After that, Austria's policies grew increasingly erratic, its finances were strained, and even political sympathizers began losing faith in what some disparagingly termed the “European China” (a far from complimentary comparison at the time). The prevailing fear was that Austria, if it were admitted to the union, would manipulate tariffs to benefit its own economic agents, whose interests diverged sharply from those of the North German bourgeoisie and Prussian Junkers. Tellingly, even Bavaria and Württemberg — Vienna's staunchest allies within the German Confederation — voted against Austria's admission to the Zollverein. Ultimately, their own economic interests took precedence over political allegiances.
“The Zollverein problem created a greater rift [between Prussia and Austria] than all the political actions of these years,” summarizes historian A.J.P. Taylor. Count Rechberg, who had advocated for cooperation between the two powers, was dismissed. In Vienna, the “war party” gained ascendancy, convinced that it was time to teach the arrogant Northerners a lesson. Encouraging this sentiment was the assessment of most military experts (including, notably, Friedrich Engels) who favored the Austrian army in any potential conflict.
This proved to be one of the most significant expert miscalculations in military history. Thanks to the political acumen of Bismarck, the military genius of Helmuth von Moltke, and the often-cited “Prussian schoolteacher” — a phrase symbolizing Prussia's superior education and organization — Prussia needed just six weeks to decisively defeat the Austrians at the 1866 Battle of Sadowa. Prussian forces advanced towards Vienna, ultimately securing an honorable peace treaty and establishing the North German Confederation in the war's aftermath.

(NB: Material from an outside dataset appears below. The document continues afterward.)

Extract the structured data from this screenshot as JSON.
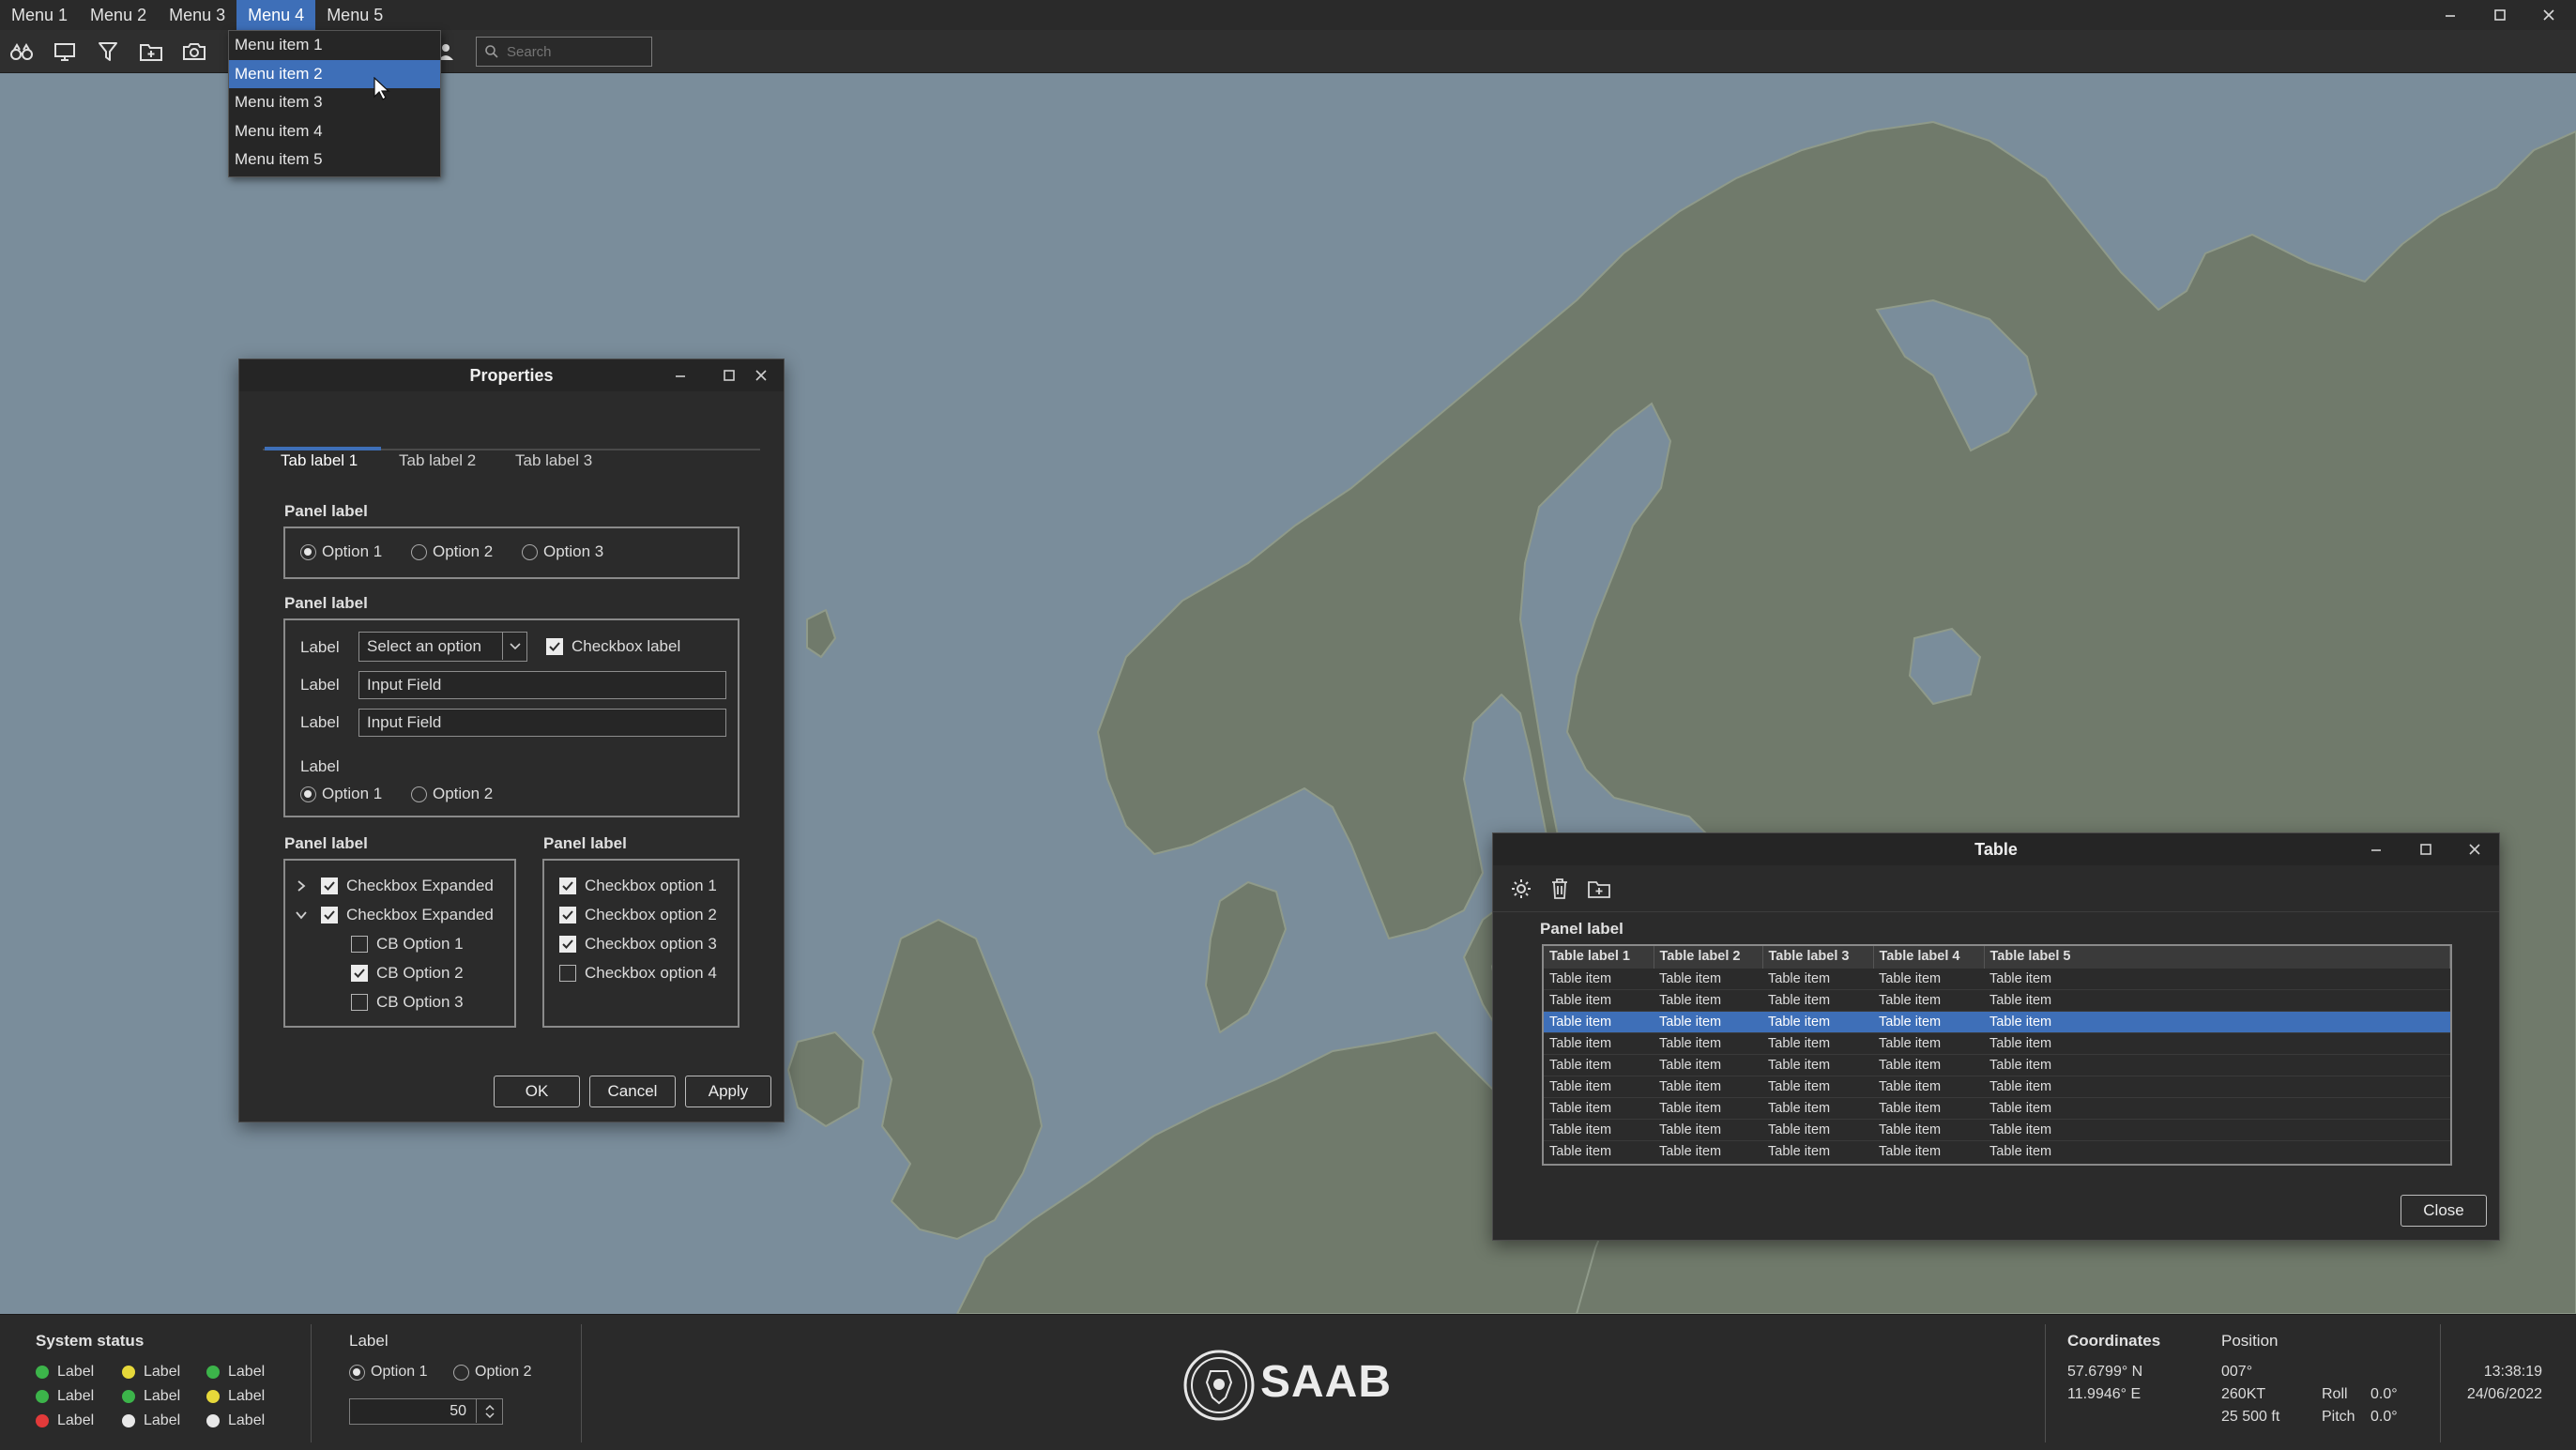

The North German Confederation on the map of Europe. At the time, very few recognized its creation as a symptom of a looming shift in the balance of power
The subsequent Franco-Prussian War of 1870-71, during which the unified German Empire was proclaimed, was merely the endgame of a contest Bismarck had effectively already won. It is telling that in 1906, forty years after Sadowa, Napoleon III's widow, Empress Eugenie, confessed: “It was in that July [1866] that our fate was sealed.”
The outcomes of these two vastly different wars, fought an ocean apart, proved remarkably similar: both resulted in the creation or preservation of unified economic spaces that served as incubators for explosive industrial growth, and within a generation, the United States and Germany surpassed Great Britain in several key industrial production metrics.
By the late 19th century, British Prime Minister Lord Salisbury acknowledged a world divided into “living” and “dying” powers — with the United States and Germany universally recognized as belonging to the former category. Experts began debating not if Pax Britannica would end, but rather which of these rising nations would inherit it.
This era also saw the emergence of the “theory of three world empires,” which posited that in the coming century, only three (or perhaps even just two) major global powers would retain full sovereignty, while second and third-tier nations would inevitably be drawn into the orbits of the blocs created by these superpowers. The subsequent struggle to determine precisely which nations would achieve this status became the defining conflict of the 20th century.